第23回(2006年5月12日) 松阪崇久 先生(滋賀県立大学人間文化学部研究員) 
『チンパンジーとヒトの幼児における遊びといざこざ』
【要旨】まず前半で、発表者のこれまでの研究内容を紹介させていただく。発表者はこれまで、タンザニア・マハレ山塊国立公園の野生チンパンジーを対象として、遊び行動や母子関係の発達に関する研究をおこなってきた。その中から、社会的遊びの中で発せられる音声(「笑い声」: play panting)についての研究と、「物を使った遊び」と考えられる行動が群れの個体に広まる過程に関する研究をご紹介したい。後半では、今後の研究計画を発表させていただきたい。

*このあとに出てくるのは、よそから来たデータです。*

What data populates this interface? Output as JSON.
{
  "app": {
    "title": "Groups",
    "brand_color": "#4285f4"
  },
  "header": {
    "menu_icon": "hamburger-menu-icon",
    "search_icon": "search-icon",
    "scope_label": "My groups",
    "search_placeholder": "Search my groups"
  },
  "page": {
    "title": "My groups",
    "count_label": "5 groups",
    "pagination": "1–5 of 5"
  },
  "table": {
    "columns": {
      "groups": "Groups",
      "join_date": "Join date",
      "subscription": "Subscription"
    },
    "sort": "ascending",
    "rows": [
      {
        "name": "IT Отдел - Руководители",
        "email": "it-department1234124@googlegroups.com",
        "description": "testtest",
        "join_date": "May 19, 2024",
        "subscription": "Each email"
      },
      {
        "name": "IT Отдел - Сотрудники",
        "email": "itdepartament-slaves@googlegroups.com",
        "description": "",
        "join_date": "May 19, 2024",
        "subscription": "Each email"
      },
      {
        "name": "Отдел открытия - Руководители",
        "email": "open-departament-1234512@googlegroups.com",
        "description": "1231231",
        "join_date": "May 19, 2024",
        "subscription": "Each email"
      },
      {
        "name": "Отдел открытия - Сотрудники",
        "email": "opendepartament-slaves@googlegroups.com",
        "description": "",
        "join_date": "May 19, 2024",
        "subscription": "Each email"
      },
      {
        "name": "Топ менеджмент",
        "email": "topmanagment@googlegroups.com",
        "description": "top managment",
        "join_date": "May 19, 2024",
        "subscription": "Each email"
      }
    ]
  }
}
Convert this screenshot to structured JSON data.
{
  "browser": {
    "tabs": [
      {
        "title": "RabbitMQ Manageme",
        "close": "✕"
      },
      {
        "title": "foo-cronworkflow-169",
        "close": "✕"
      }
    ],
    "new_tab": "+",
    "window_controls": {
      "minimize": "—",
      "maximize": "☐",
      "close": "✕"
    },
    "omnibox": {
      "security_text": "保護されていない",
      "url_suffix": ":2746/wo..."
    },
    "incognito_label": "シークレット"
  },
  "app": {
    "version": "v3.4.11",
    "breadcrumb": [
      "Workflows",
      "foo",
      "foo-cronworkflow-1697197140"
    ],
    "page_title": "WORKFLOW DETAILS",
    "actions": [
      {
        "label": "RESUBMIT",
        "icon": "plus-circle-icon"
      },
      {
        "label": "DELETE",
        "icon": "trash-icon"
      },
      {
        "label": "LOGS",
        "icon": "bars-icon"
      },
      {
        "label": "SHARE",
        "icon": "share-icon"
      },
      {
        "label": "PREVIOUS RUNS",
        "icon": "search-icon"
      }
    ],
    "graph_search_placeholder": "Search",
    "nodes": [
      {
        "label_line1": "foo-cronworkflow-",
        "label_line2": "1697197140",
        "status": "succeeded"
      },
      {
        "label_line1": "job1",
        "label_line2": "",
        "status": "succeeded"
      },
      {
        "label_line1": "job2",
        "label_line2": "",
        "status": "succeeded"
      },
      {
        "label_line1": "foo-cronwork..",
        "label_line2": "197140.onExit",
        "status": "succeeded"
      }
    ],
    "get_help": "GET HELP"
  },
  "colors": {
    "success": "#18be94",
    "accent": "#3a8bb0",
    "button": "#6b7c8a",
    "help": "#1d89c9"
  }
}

発表者は、ヒトとチンパンジーの行動比較をするために、この4月よりヒト幼児の自由遊び場面の観察をおこなっている。その中で、ヒトとチンパンジーは「他個体との関係の持ち方」「コミュニケーション場面での振る舞い方」に大きな違いがある、という印象を持った。この印象をもとに、遊びやいざこざをはじめとして、さまざまなコミュニケーション場面におけるヒトとチンパンジーそれぞれの特徴を再検討したい。